4話2Part はたらく&まなぶ人間(悪魔)たち②

 今日も通常通りバイトしたなー......と何故かしんみりと今日の出来事を頭の中でフラッシュバックさせる望桜。


 女子高生がプリント持ってきたり、体調不良の瑠凪の看病を少ししたり、冬萌ちゃんに怒られたり。

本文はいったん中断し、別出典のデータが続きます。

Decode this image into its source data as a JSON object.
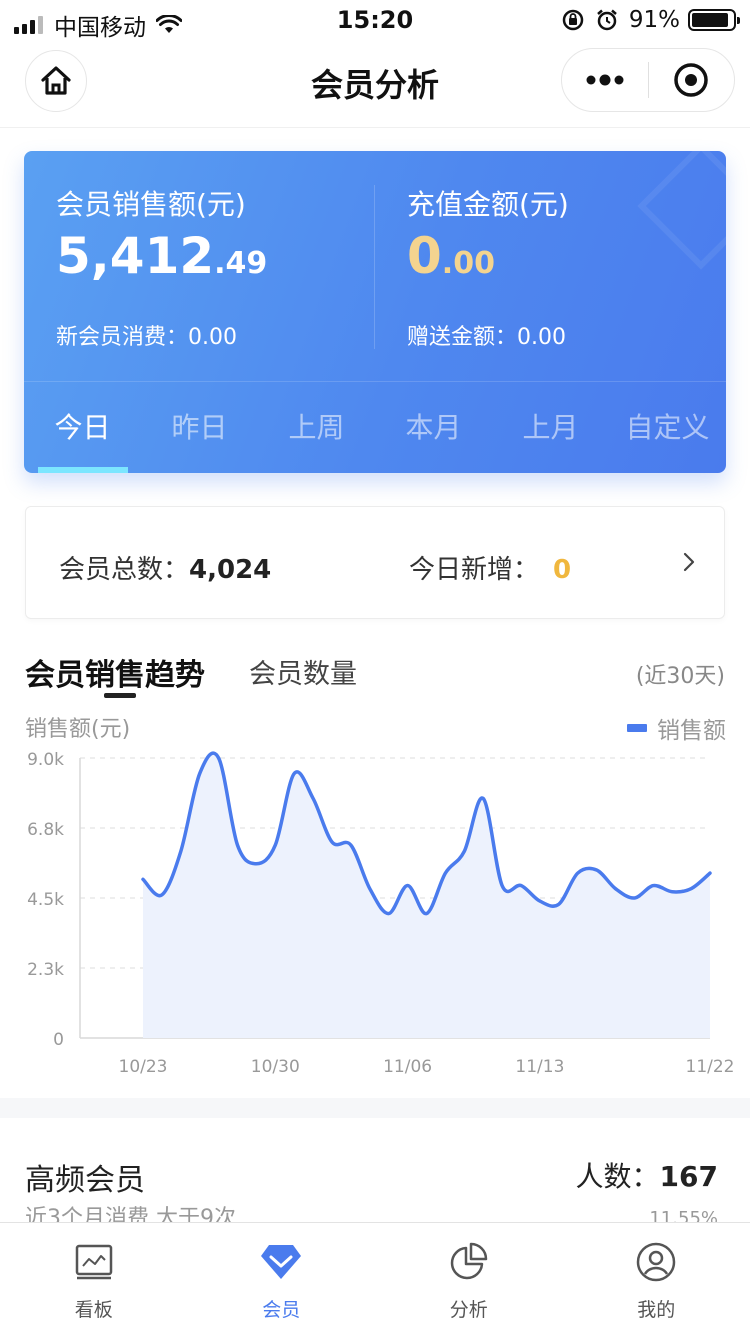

 そして午後9時、Melty♕HoneyCats前の歩道にて......



「お疲れ様〜......」


「緑丘さん遅いです!どれだけ大変だったことか......」



 結局、丞が時間通り午後2時に来て4時に帰ったから、それに便乗して瑠凪も家に送って貰った。そのあとは冬萌と俺との2人でまた店を切り盛りした。



「悪かったと思ってる!」


「反省してますかぁ!?」


「してる!してます!!今何時......やば!もうそろそろ帰らねえとやばいから帰るわ!!」


「あ、ちょ、ちょっと待って下さああああい!!」



 文句の声を無視して駆け出して、だんだん遠くなる冬萌の怒声をBGMに急いで家に帰る。的李が帰ってたとしてもあいつ料理できないし、鐘音はそもそも自分で作る概念がない。今から帰って作ったとしても時間がかかるし、近くのコンビニでおにぎりでも買って帰るとしよう。あいつら細かいから怒りそうだけど。



「......kたわーー!!」


「ん?たわー?神戸ポートタワーならもっと南だが......」



 ふと誰かが叫ぶ声が聞こえたので辺りを見回してみる。黒、金、茶と鮮やかだがどこか種類的にまとまった髪色の交じる群衆の中に一つだけ場違いな紫色の頭が見えた。


 ......ん?紫色?



「やっと見つけたわ緑丘望桜ー!!!」


「げっ」


「げって何よげって!!」


「いや、だってお前、自分から逃がした相手を異世界までねちっこく追っかけてくるか普通!?そして大声を出すな周りからの視線が痛いから!」


「なにを今更気にすることがあるって言うのよ!」


「あーもう分かったからこっち来いお前!」



 急いで手を引いて裏路地まで連れていく。大声で叫んでいた......というより俺の名前を叫んでいた人物は、下界の聖弓勇者·ジャンヌ・S・セインハルト。勇者陣の中で唯一の無名家系出身であり、俺達をラグナロクから逃がした張本人だ。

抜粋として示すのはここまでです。